Valenzuela explained that the primary focus of the special work session would be defining how professional learning communities, or PLCs, which are groups made up of students, teachers and other personnel involved with education, yield data that correlates to student success and achievement. He said that this data is crucial to the district’s core values (SEE IMAGE).
“The process that we’re going to talk about tonight, professional learning communities, is pivotal to us achieving or supporting that core value,” said Valenzuela. “We are a PLC district. We live and breathe this operation – what we are going to talk about tonight is what we do and who we are.”
The superintendent said that next February, the board will start having briefings on student success data at every monthly regular session.
“Our goal is to make sure that when you see a presentation from a class or a classroom teacher, you totally get what they’re reporting, what they’re telling you and how we got here,” Valenzuela said. “Because it’s not just about the numbers; it’s about the growth. It’s about the improvements we see and how they’re responding to that information they get from those assessments.”
Following Valenzuela’s initial remarks, the meeting turned into a freewheeling discussion that touched on a number of topics, including standards-based education, effective teaching strategies and the culture of care TRSD strives to provide.
The research of John Hattie was cited during the forum, a report entitled Visible Learning Research, which takes into account student assessments on an international level to rate how effective different facets of schooling are. According to this research, areas such as teacher clarity, student expectations, direct instruction and parental involvement rate higher than student-centered teaching, homework, mentoring and class size in shaping student success.
The very highest-ranked method for student success was collective teacher efficacy, defined as teachers working as a team on a common goal and believing they can do more when they work together.
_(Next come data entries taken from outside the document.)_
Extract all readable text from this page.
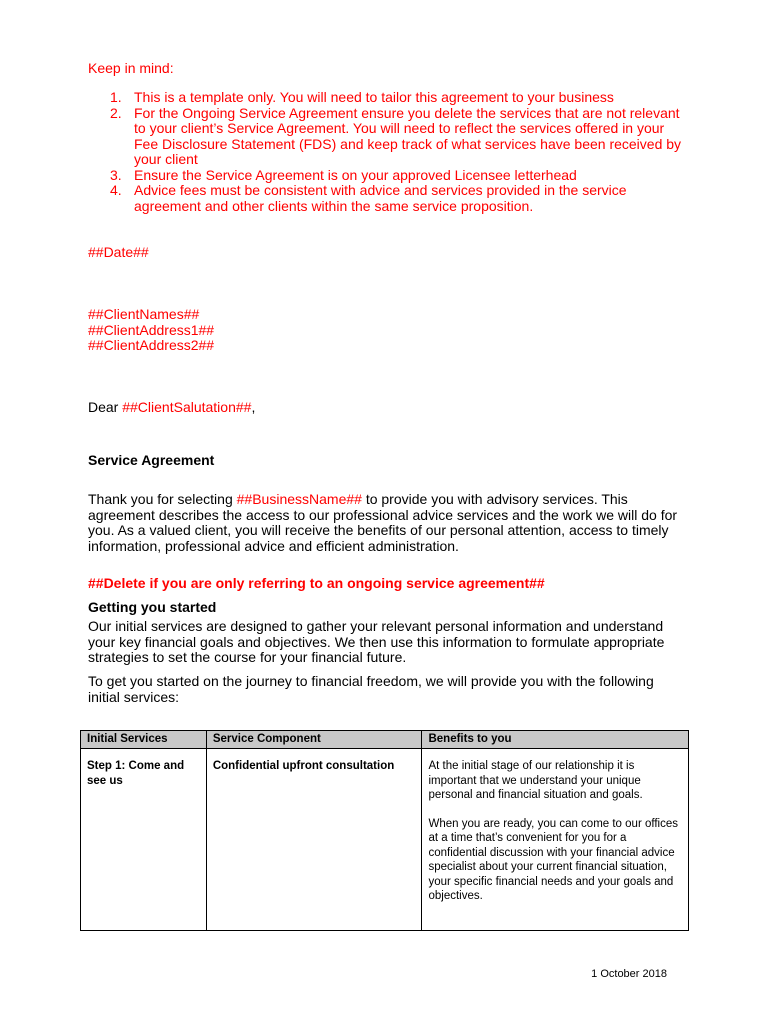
Keep in mind:
1. This is a template only. You will need to tailor this agreement to your business
2. For the Ongoing Service Agreement ensure you delete the services that are not relevant to your client’s Service Agreement. You will need to reflect the services offered in your Fee Disclosure Statement (FDS) and keep track of what services have been received by your client
3. Ensure the Service Agreement is on your approved Licensee letterhead
4. Advice fees must be consistent with advice and services provided in the service agreement and other clients within the same service proposition.
##Date##
##ClientNames##
##ClientAddress1##
##ClientAddress2##
Dear ##ClientSalutation##,
Service Agreement
Thank you for selecting ##BusinessName## to provide you with advisory services. This agreement describes the access to our professional advice services and the work we will do for you. As a valued client, you will receive the benefits of our personal attention, access to timely information, professional advice and efficient administration.
##Delete if you are only referring to an ongoing service agreement##
Getting you started
Our initial services are designed to gather your relevant personal information and understand your key financial goals and objectives. We then use this information to formulate appropriate strategies to set the course for your financial future.
To get you started on the journey to financial freedom, we will provide you with the following initial services:
Initial Services	Service Component	Benefits to you
Step 1: Come and see us	Confidential upfront consultation	At the initial stage of our relationship it is important that we understand your unique personal and financial situation and goals.
When you are ready, you can come to our offices at a time that’s convenient for you for a confidential discussion with your financial advice specialist about your current financial situation, your specific financial needs and your goals and objectives.
1 October 2018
Collective teacher efficacy was labeled “the cornerstone of a professional learning community” during the forum.
The forum also delved into a continuous improvement cycle laid out by Ainsworth and Viegut in their work, Common Formative Assessments, which examined, “Relationship between power standards, proficiency scales, learning targets, well-planned lessons, checks for understanding, the common formative team generated assessments, team analysis of the common assessment process, feedback, additional time, support, and extension, and the common formative end of unit assessment.”
It was noted that there was not enough time in the special session to examine what each of those terms meant individually, but that, “Each of those is a step in the process and helps make the structure so that any new teacher coming in and any existing teacher will be more successful.”
The four guiding questions educators in a professional learning community ask are: 1) What do we expect our students to learn? 2) How will we know if our students have learned it? 3) How do we respond when students experience difficulty in learning? 4) How do we respond when students do learn?
Towards the end of the forum, and after much spirited discussion, Valenzuela interjected with a message of praise for his fellow school district personnel: “I just want the board to recognize real quick how much pride you should have in this team and the culture that’s being established around supporting student success and high levels of learning for every student that exists in Three Rivers School District. That is no small thing and so the level of excitement blows me away, and I love it.”